Monday, December 17, 2012

"It is a bizarre fantasy, I believe of comparatively new vintage, and one that holds pretty much the entire actual history of a free people in some combination of ignorance and contempt."

A historian should have said this. But Josh Marshall at Talkingpointsmemo.com did:

There are a lot of folks who believe we’re free in the US because of guns.

It’s worth stepping back for a moment and thinking about what that means.

It is a bizarre, weirdly narcissistic notion that is totally unhinged from any of our history. It is also comparatively new. Since the close of the 18th century, there is only one time that Americans rose up in any organized fashion against the government of the United States — during the Civil War. This is obviously a significant exception and one I’ll return to. But it is not one that speaks very well about the need for guns to protect our freedoms. And in any case, since it was done by treasonous state governments that appropriated US Army forts and Navy facilities, the whole issue of private arms wasn’t a driving factor.

But back to the point — the Jacksonian drive for universal manhood suffrage, the fight against the bank of the United States, abolitionism, the women’s rights movement, progressivism, the various religious awakenings, westward expansion, industrialization, the New Deal, the Civil Rights Era. Obviously you could come up with a very different list. But we’ve been a country now for well over two centuries and we have the longest period of unbroken republican, constitutional rule of any country in the world.
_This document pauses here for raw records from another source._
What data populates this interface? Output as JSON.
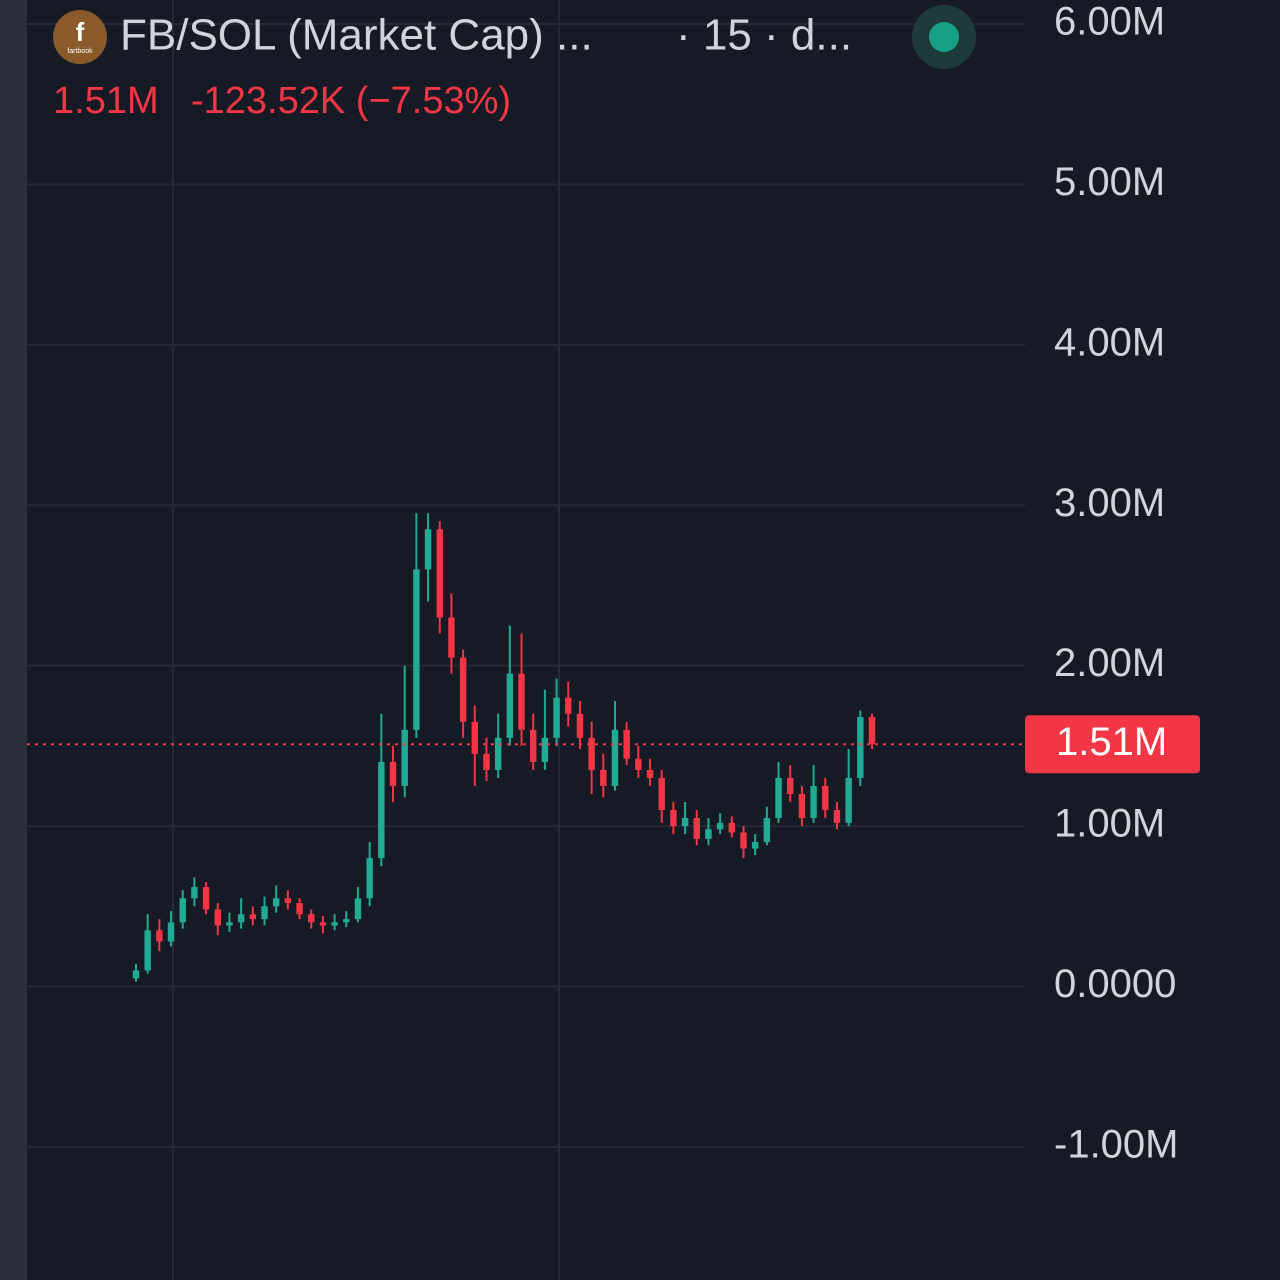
{
  "logo": {
    "letter": "f",
    "caption": "fartbook"
  },
  "chart_data": {
    "type": "candlestick",
    "title": "FB/SOL (Market Cap) ...",
    "interval": "· 15 · d...",
    "price": "1.51M",
    "change": "-123.52K (−7.53%)",
    "up_color": "#22ab94",
    "down_color": "#f23645",
    "grid": true,
    "ylim": [
      -1.83,
      6.15
    ],
    "yticks": [
      {
        "value": 6,
        "label": "6.00M"
      },
      {
        "value": 5,
        "label": "5.00M"
      },
      {
        "value": 4,
        "label": "4.00M"
      },
      {
        "value": 3,
        "label": "3.00M"
      },
      {
        "value": 2,
        "label": "2.00M"
      },
      {
        "value": 1,
        "label": "1.00M"
      },
      {
        "value": 0,
        "label": "0.0000"
      },
      {
        "value": -1,
        "label": "-1.00M"
      }
    ],
    "last_price": {
      "value": 1.51,
      "label": "1.51M"
    },
    "open": [
      0.05,
      0.1,
      0.35,
      0.28,
      0.4,
      0.55,
      0.62,
      0.48,
      0.38,
      0.4,
      0.45,
      0.42,
      0.5,
      0.55,
      0.52,
      0.45,
      0.4,
      0.38,
      0.4,
      0.42,
      0.55,
      0.8,
      1.4,
      1.25,
      1.6,
      2.6,
      2.85,
      2.3,
      2.05,
      1.65,
      1.45,
      1.35,
      1.55,
      1.95,
      1.6,
      1.4,
      1.55,
      1.8,
      1.7,
      1.55,
      1.35,
      1.25,
      1.6,
      1.42,
      1.35,
      1.3,
      1.1,
      1.0,
      1.05,
      0.92,
      0.98,
      1.02,
      0.96,
      0.86,
      0.9,
      1.05,
      1.3,
      1.2,
      1.05,
      1.25,
      1.1,
      1.02,
      1.3,
      1.68
    ],
    "high": [
      0.14,
      0.45,
      0.42,
      0.47,
      0.6,
      0.68,
      0.65,
      0.52,
      0.46,
      0.55,
      0.5,
      0.56,
      0.63,
      0.6,
      0.55,
      0.48,
      0.44,
      0.45,
      0.47,
      0.62,
      0.9,
      1.7,
      1.5,
      2.0,
      2.95,
      2.95,
      2.9,
      2.45,
      2.1,
      1.75,
      1.55,
      1.7,
      2.25,
      2.2,
      1.7,
      1.85,
      1.92,
      1.9,
      1.78,
      1.65,
      1.45,
      1.78,
      1.65,
      1.5,
      1.42,
      1.35,
      1.15,
      1.15,
      1.1,
      1.05,
      1.08,
      1.06,
      1.0,
      0.95,
      1.12,
      1.4,
      1.38,
      1.25,
      1.38,
      1.3,
      1.15,
      1.48,
      1.72,
      1.7
    ],
    "low": [
      0.03,
      0.08,
      0.22,
      0.25,
      0.36,
      0.5,
      0.45,
      0.32,
      0.34,
      0.36,
      0.38,
      0.38,
      0.46,
      0.48,
      0.42,
      0.36,
      0.33,
      0.35,
      0.37,
      0.4,
      0.5,
      0.75,
      1.15,
      1.18,
      1.55,
      2.4,
      2.2,
      1.95,
      1.55,
      1.25,
      1.28,
      1.3,
      1.5,
      1.5,
      1.35,
      1.35,
      1.5,
      1.62,
      1.48,
      1.2,
      1.18,
      1.22,
      1.38,
      1.3,
      1.25,
      1.02,
      0.95,
      0.95,
      0.88,
      0.88,
      0.95,
      0.93,
      0.8,
      0.82,
      0.88,
      1.02,
      1.15,
      1.0,
      1.02,
      1.05,
      0.98,
      1.0,
      1.25,
      1.48
    ],
    "close": [
      0.1,
      0.35,
      0.28,
      0.4,
      0.55,
      0.62,
      0.48,
      0.38,
      0.4,
      0.45,
      0.42,
      0.5,
      0.55,
      0.52,
      0.45,
      0.4,
      0.38,
      0.4,
      0.42,
      0.55,
      0.8,
      1.4,
      1.25,
      1.6,
      2.6,
      2.85,
      2.3,
      2.05,
      1.65,
      1.45,
      1.35,
      1.55,
      1.95,
      1.6,
      1.4,
      1.55,
      1.8,
      1.7,
      1.55,
      1.35,
      1.25,
      1.6,
      1.42,
      1.35,
      1.3,
      1.1,
      1.0,
      1.05,
      0.92,
      0.98,
      1.02,
      0.96,
      0.86,
      0.9,
      1.05,
      1.3,
      1.2,
      1.05,
      1.25,
      1.1,
      1.02,
      1.3,
      1.68,
      1.51
    ]
  }
}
We’ve expanded our freedoms, sometimes let it recede. We’ve had major blots on in our history like the post-Reconstruction era in the South or the internment of Japanese-Americans in World War II. It’s a rich and complex, sometimes tragic, but generally incredibly powerful and inspiring story. And yet in really not a single one of these cases has any government — state or federal — been pushed back in some moment of overreach by armed citizens or even affected in its decision-making by the knowledge of an armed citizenry.

You could imagine a very different history in which various strong men had taken power and been deposed by violent uprisings. That just hasn’t been our history.

You could certainly make the argument that all sorts of awful things might have happened if we didn’t have hobbyists at gun shows buying military grade weapons and body armor and stuff. But that’s akin to magical thinking.

Maybe my mobile devices are keeping the government in bounds too. I might say water skiing or rock music have stemmed the tide against tyranny. But you’d probably say I was crazy.

It is a bizarre fantasy, I believe of comparatively new vintage, and one that holds pretty much the entire actual history of a free people in some combination of ignorance and contempt. It’s the crazy black helicopter nonsense from the 1990s just slightly updated.

The Second Amendment really is rooted in a worldview in which gun ownership, always in a civic, if not always a formal militia context, was seen as a bulwark of liberties. I’d like to get into in a separate post just what that history is about and how it relates to today. But for the moment let’s look not at concepts but an actual lived history. Has private gun ownership helped keep us free? We’ve had two centuries to look at this one. And the results make the very idea laughable.

And yet many people now believe this. And it imparts an aura of self-righteousness to their desire to stock up private arsenals, fire off semi-automatic weapons and blow shit up. That sort of ignorance is dangerous.

1 comment:

  1. "Since the close of the 18th Century . . ." Did anything relevant happen before then?